As Ireland’s Dental went to print, Fianna Fáil leader Micheál Martin was meeting his Fine Gael counterpart Leo Varadkar for their first discussion after the Irish general election. Fianna Fáil won the most seats in the Dail in January’s election with 38, one ahead of Sinn Féin. Fine Gael, which had relied on a 2016 confidence and supply arrangement with Fianna Fáil to remain in government, finished with 35 seats.
However, Sinn Féin had the highest number of first preference votes. Mr Martin commented that a left-wing government in Ireland led by Sinn Féin was very unlikely. Parties need 80 seats to form a government.
The leaders of Fianna Fáil and Fine Gael have agreed to meet again, with a ‘reverse’ confidence and supply arrangement as one potential route to forming a new government.
However, as we report on page 26, 2020 will be seen as the year in which Sinn Féin fundamentally broke “the historical tight grip of the two traditional parties on Irish politics,” to quote Professor John Ryan, of the London School of Economics and Political Science.
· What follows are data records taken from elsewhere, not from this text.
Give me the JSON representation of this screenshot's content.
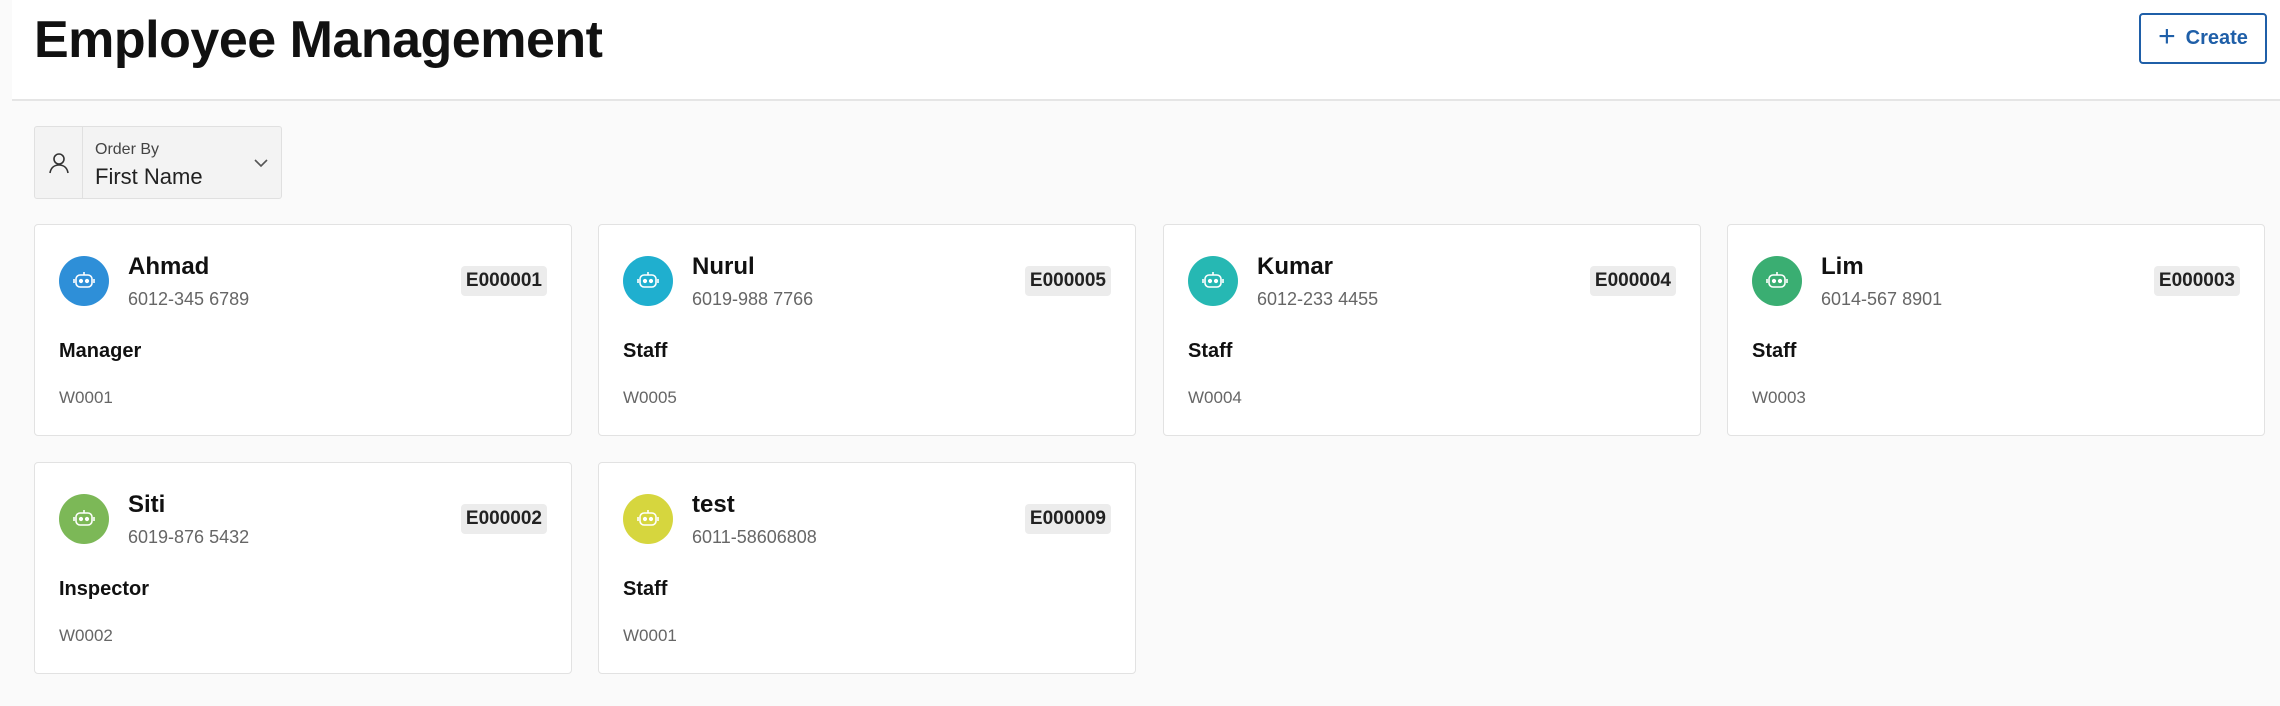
{
  "header": {
    "title": "Employee Management",
    "create_label": "Create"
  },
  "order_by": {
    "label": "Order By",
    "value": "First Name",
    "icon": "person-icon"
  },
  "employees": [
    {
      "name": "Ahmad",
      "phone": "6012-345 6789",
      "code": "E000001",
      "role": "Manager",
      "workstation": "W0001",
      "color": "#2e8fd8"
    },
    {
      "name": "Nurul",
      "phone": "6019-988 7766",
      "code": "E000005",
      "role": "Staff",
      "workstation": "W0005",
      "color": "#1fafcf"
    },
    {
      "name": "Kumar",
      "phone": "6012-233 4455",
      "code": "E000004",
      "role": "Staff",
      "workstation": "W0004",
      "color": "#26b8b3"
    },
    {
      "name": "Lim",
      "phone": "6014-567 8901",
      "code": "E000003",
      "role": "Staff",
      "workstation": "W0003",
      "color": "#3aae72"
    },
    {
      "name": "Siti",
      "phone": "6019-876 5432",
      "code": "E000002",
      "role": "Inspector",
      "workstation": "W0002",
      "color": "#7cb857"
    },
    {
      "name": "test",
      "phone": "6011-58606808",
      "code": "E000009",
      "role": "Staff",
      "workstation": "W0001",
      "color": "#d6d63e"
    }
  ]
}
For health policy generally, and dentistry in particular, the notion of a Sinn Féin government offered the prospect – at least on the basis of the parties’ stated policy positions – of a real shift in emphasis.
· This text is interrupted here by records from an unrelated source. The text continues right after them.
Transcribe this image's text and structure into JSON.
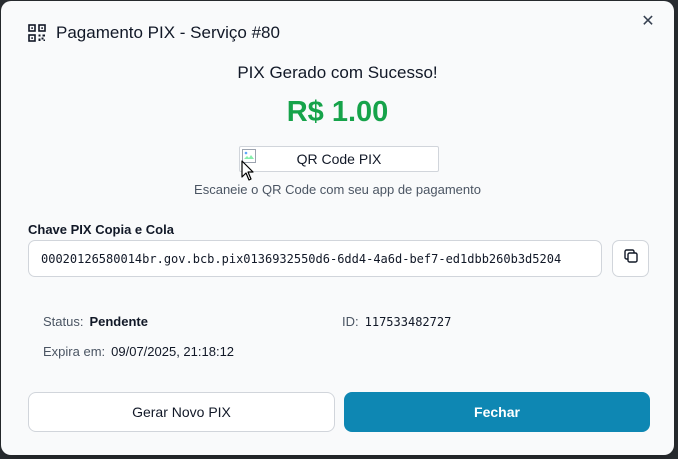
{
  "dialog": {
    "title": "Pagamento PIX - Serviço #80",
    "close_glyph": "✕",
    "icon": "qr-code-icon"
  },
  "content": {
    "success_title": "PIX Gerado com Sucesso!",
    "amount": "R$ 1.00",
    "amount_color": "#16a34a",
    "qr_alt": "QR Code PIX",
    "qr_caption": "Escaneie o QR Code com seu app de pagamento"
  },
  "pix_key": {
    "label": "Chave PIX Copia e Cola",
    "value": "00020126580014br.gov.bcb.pix0136932550d6-6dd4-4a6d-bef7-ed1dbb260b3d5204"
  },
  "info": {
    "status_label": "Status:",
    "status_value": "Pendente",
    "id_label": "ID:",
    "id_value": "117533482727",
    "expires_label": "Expira em:",
    "expires_value": "09/07/2025, 21:18:12"
  },
  "actions": {
    "secondary_label": "Gerar Novo PIX",
    "primary_label": "Fechar",
    "primary_color": "#0e87b3"
  }
}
In the run-up to the election, Sinn Féin was the only party to respond to questions posed by the Irish Dental Association (IDA). It also stated: “Oral health has long been regarded as the poor relation of general health and has generally been overlooked. While a new national oral health policy has been published, we believe it is flawed and inadequate.” The party committed to consulting with the dental profession on how the new oral health policy can be improved and implemented, to bringing forward a reformed new policy that will have an implementation plan, and to replacing the 1985 Dentists Act.
“Oral health has long been regarded as the poor relation of general health”
As Professor Leo Stassen, President of the IDA, observed recently – general health and oral health are “intimately related”. The attempt, he said, by Ireland’s Health Service Executive HSE to “force general dental practitioners and the public dental service to implement a very naive policy, without having being part of the discussion is poor management”. As a result, dentists, both independent practitioners and public dental surgeons, do not believe in the new policy, he said, and are convinced that it is not in the best interests of our patients and oral healthcare in Ireland.
Last year, the IDA published a document entitled Towards a Vision for Oral Health in Ireland, and shared it with the former Minister and Chief Dental Officer (CDO).
The IDA has urged the next Ministers for Health, Social Protection, Finance, and Public Expenditure and Reform to review the document with the CDO and her advisory teams “to see what the people who will have to implement any oral health policy believe will work”.
The IDA’s Professor Stassen has argued that “there is not the capacity, the will, the finances, or the skill set in independent dental practice to take on the HSE’s responsibility for the provision of children’s and special needs’ oral healthcare, and the associated medical emergencies. Nor can independent practitioners take on the responsibility for ensuring each child referred to specialist centres receives their care, even if it takes a few years”.
The Association has said that it will engage with the Department of Health “as soon as they give us the same basic Framework Agreement as they gave our medical colleagues in the IMO [Irish Medical Organisation]. “This will allow us to engage in negotiations without fear of prosecution, as well as allow us to make some headway on the DTSS/Medical Card negotiations. This is a simple, important, non-confrontational request with no associated costs.”
It is to be hoped that a new government, when it is formed, will use the opportunity to adopt a new approach to oral health in Ireland.